今日はこの話題です……
12月27日、韓国の次期大統領候補である、最大野党「共に民主党」の李在明氏が外国メディアを対象にした記者会見で、日本について「武力で侵攻、占拠した侵略国家だ……今の態度からみると、軍事的に敵対性が完全に解消されたとはいえない」とし、北朝鮮については「(金正恩委員長と)当然、会わなければならない」とこれまでの北朝鮮政策を大幅に見直す考えを示しました。
相変わらずの発言ですね。
李在明氏については、以前「李在明が大統領になったらどうなるか」で述べたことがありますけれども、「韓国のトランプ」とも呼ばれている李在明氏は、日韓軍事情報包括保護協定や慰安婦合意に反対していますけれども、その理由として「韓国国民が望まないものを正統性のない政治権力と合意をしても、損失をもたらす」と韓国世論を上げています。
件のエントリーで筆者は李在明氏についてポピュリズム的な傾向があるのではないかと述べましたけれども、昨年結ばれた慰安婦合意に対する韓国世論は否定側に触れ始めています。
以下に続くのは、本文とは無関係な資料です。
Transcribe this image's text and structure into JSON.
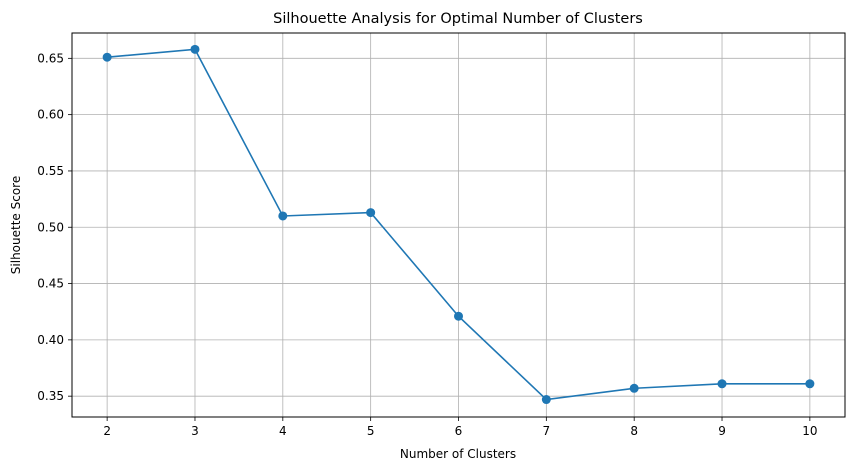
{
  "chart_data": {
    "type": "line",
    "title": "Silhouette Analysis for Optimal Number of Clusters",
    "xlabel": "Number of Clusters",
    "ylabel": "Silhouette Score",
    "x": [
      2,
      3,
      4,
      5,
      6,
      7,
      8,
      9,
      10
    ],
    "series": [
      {
        "values": [
          0.651,
          0.658,
          0.51,
          0.513,
          0.421,
          0.347,
          0.357,
          0.361,
          0.361
        ],
        "color": "#1f77b4",
        "marker": "circle"
      }
    ],
    "xlim": [
      1.6,
      10.4
    ],
    "ylim": [
      0.3315,
      0.6725
    ],
    "xticks": [
      2,
      3,
      4,
      5,
      6,
      7,
      8,
      9,
      10
    ],
    "yticks": [
      "0.35",
      "0.40",
      "0.45",
      "0.50",
      "0.55",
      "0.60",
      "0.65"
    ],
    "grid": true,
    "grid_color": "#b0b0b0"
  }
}
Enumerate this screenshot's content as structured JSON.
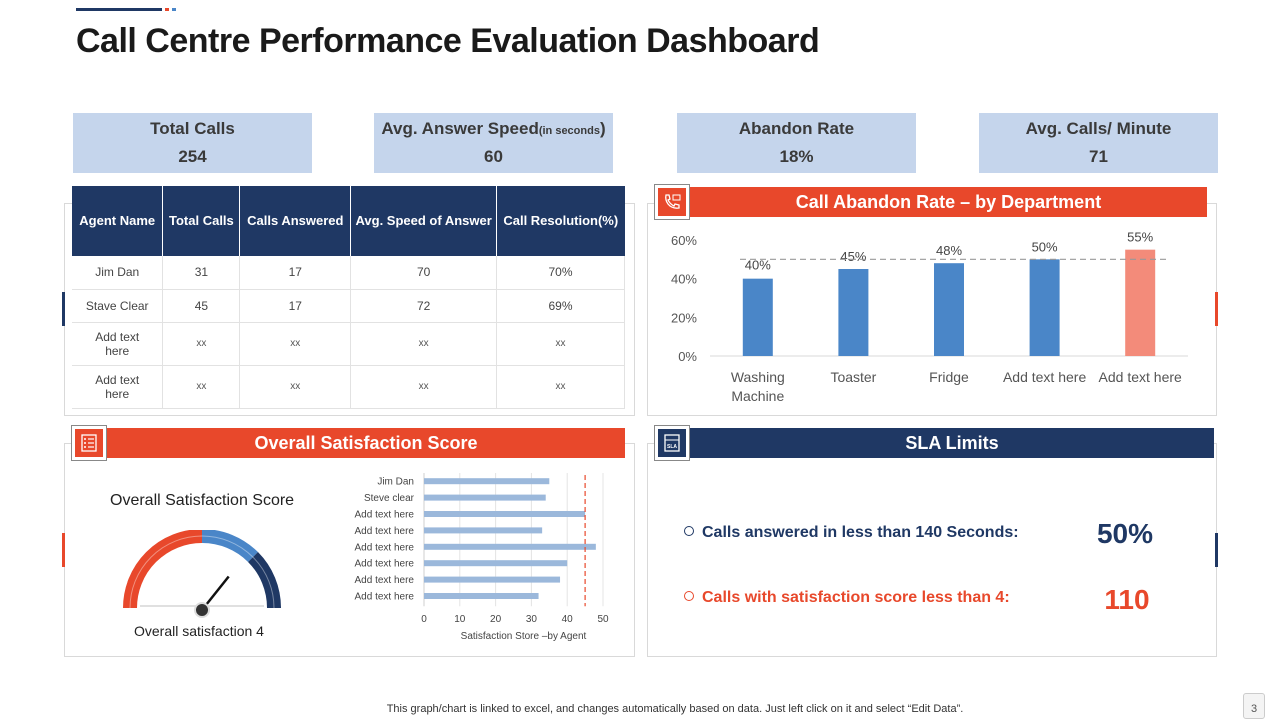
{
  "title": "Call Centre Performance Evaluation Dashboard",
  "kpis": [
    {
      "label": "Total Calls",
      "value": "254"
    },
    {
      "label": "Avg. Answer Speed",
      "sub": "(in seconds",
      "close": ")",
      "value": "60"
    },
    {
      "label": "Abandon Rate",
      "value": "18%"
    },
    {
      "label": "Avg. Calls/ Minute",
      "value": "71"
    }
  ],
  "table": {
    "headers": [
      "Agent Name",
      "Total Calls",
      "Calls Answered",
      "Avg. Speed of Answer",
      "Call Resolution(%)"
    ],
    "rows": [
      [
        "Jim Dan",
        "31",
        "17",
        "70",
        "70%"
      ],
      [
        "Stave Clear",
        "45",
        "17",
        "72",
        "69%"
      ],
      [
        "Add text here",
        "xx",
        "xx",
        "xx",
        "xx"
      ],
      [
        "Add text here",
        "xx",
        "xx",
        "xx",
        "xx"
      ]
    ]
  },
  "abandon_header": "Call Abandon Rate – by  Department",
  "satisfaction_header": "Overall Satisfaction Score",
  "sla_header": "SLA Limits",
  "gauge": {
    "title": "Overall  Satisfaction Score",
    "caption": "Overall satisfaction 4",
    "value": 4,
    "max": 5
  },
  "sla": {
    "row1_label": "Calls answered in less than 140 Seconds:",
    "row1_value": "50%",
    "row2_label": "Calls with satisfaction score less than 4:",
    "row2_value": "110"
  },
  "colors": {
    "navy": "#1f3864",
    "orange": "#e8482b",
    "blue_bar": "#4a86c8",
    "highlight_bar": "#f38b7a",
    "light_bar": "#9bb8db"
  },
  "chart_data": [
    {
      "type": "bar",
      "title": "Call Abandon Rate – by  Department",
      "categories": [
        "Washing Machine",
        "Toaster",
        "Fridge",
        "Add text here",
        "Add text here"
      ],
      "values": [
        40,
        45,
        48,
        50,
        55
      ],
      "data_labels": [
        "40%",
        "45%",
        "48%",
        "50%",
        "55%"
      ],
      "y_ticks": [
        "0%",
        "20%",
        "40%",
        "60%"
      ],
      "ylim": [
        0,
        60
      ],
      "reference_line": 50,
      "highlight_index": 4
    },
    {
      "type": "bar",
      "orientation": "horizontal",
      "title": "",
      "xlabel": "Satisfaction Store –by Agent",
      "categories": [
        "Jim Dan",
        "Steve clear",
        "Add text here",
        "Add text here",
        "Add text here",
        "Add text here",
        "Add text here",
        "Add text here"
      ],
      "values": [
        35,
        34,
        45,
        33,
        48,
        40,
        38,
        32
      ],
      "x_ticks": [
        "0",
        "10",
        "20",
        "30",
        "40",
        "50"
      ],
      "xlim": [
        0,
        50
      ],
      "reference_line": 45
    }
  ]
}
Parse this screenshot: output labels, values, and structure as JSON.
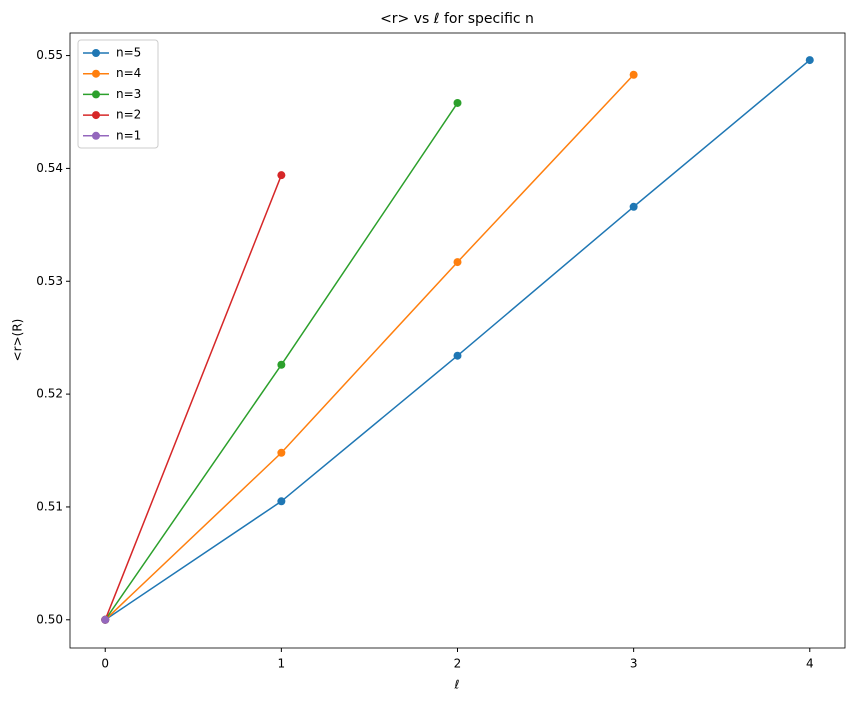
{
  "chart_data": {
    "type": "line",
    "title": "<r> vs ℓ for specific n",
    "x_label": "ℓ",
    "y_label": "<r>(R)",
    "series": [
      {
        "name": "n=5",
        "color": "#1f77b4",
        "x": [
          0,
          1,
          2,
          3,
          4
        ],
        "values": [
          0.5,
          0.5105,
          0.5234,
          0.5366,
          0.5496
        ]
      },
      {
        "name": "n=4",
        "color": "#ff7f0e",
        "x": [
          0,
          1,
          2,
          3
        ],
        "values": [
          0.5,
          0.5148,
          0.5317,
          0.5483
        ]
      },
      {
        "name": "n=3",
        "color": "#2ca02c",
        "x": [
          0,
          1,
          2
        ],
        "values": [
          0.5,
          0.5226,
          0.5458
        ]
      },
      {
        "name": "n=2",
        "color": "#d62728",
        "x": [
          0,
          1
        ],
        "values": [
          0.5,
          0.5394
        ]
      },
      {
        "name": "n=1",
        "color": "#9467bd",
        "x": [
          0
        ],
        "values": [
          0.5
        ]
      }
    ],
    "xlim": [
      -0.2,
      4.2
    ],
    "ylim": [
      0.4975,
      0.552
    ],
    "xticks": [
      0,
      1,
      2,
      3,
      4
    ],
    "yticks": [
      {
        "value": 0.5,
        "label": "0.50"
      },
      0.51,
      0.52,
      0.53,
      0.54,
      0.55
    ],
    "grid": false,
    "legend": "upper-left"
  }
}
12月29日、世論調査会社のリアルメーターが成人525人を対象に実施した調査では、慰安婦の日韓合意について、「破棄すべきだ」と回答した割合が59%に上ったのに対し、「維持すべきだ」は25.5%と、去年の合意直後の調査で、「合意は誤りだ」が50.7%と8ポイント以上上昇し、「評価する」の43.3%から18ポイント近く減少しています。
これは、朴政権に対する批判的な世論を反映したものだという見方もあるようですけれども、当事者の想いがどうなのかを置き去りにした意見だとしたら意味がありません。
日韓合意によって設立された「和解・癒やし財団」は12月23日までに、財団から癒やし金を受け取る意思を明らかにした34人の生存被害者のうち、29人に1億ウォンずつの支給を終え、追加で2人にも年内に支給を完了する計画だと明らかにしています。
要するに、所謂元慰安婦は、日韓合意を認めている訳です。
李在明氏はこれを引っ繰り返すといっている。ムービングゴールポストどころか、ゴールなんて無いのだと言っているようなものです。
12月2日のエントリー「デリート・ザ・ゴールポスト」で、次期大統領候補は、日韓軍事情報包括保護協定や慰安婦合意を最初から無かったことにすることを公約にするのではないかと述べましたけれども、まさにやっている訳です。
けれども、日韓合意はアメリカ立ち合いの下、交わされた二国間合意です。これを世論を理由にちゃぶ台返しするということは、前の政権で結ばれた合意事項を次期政権が引き継がずに反故にするということです。
前政権までの合意事項を踏襲しつつ、新たな見解を"上書き"するのとは訳が違います。本当にこのちゃぶ台返しをするのかどうかは分かりませんけれども、もしやってしまったら、韓国の国際的信用はゼロになりますし、外交交渉にも大きくマイナスになることは間違いありません。
李在明氏の過激発言が、単に大統領への票集めの為のものであり、大統領になれば現実路線になるのであれば、まだやりようがあるかもしれませんけれども、それまで煽りに煽った韓国世論を抑えることができるのか。
今はまだ様子見するしかありませんけれども、あまり良い未来図は浮かびませんね。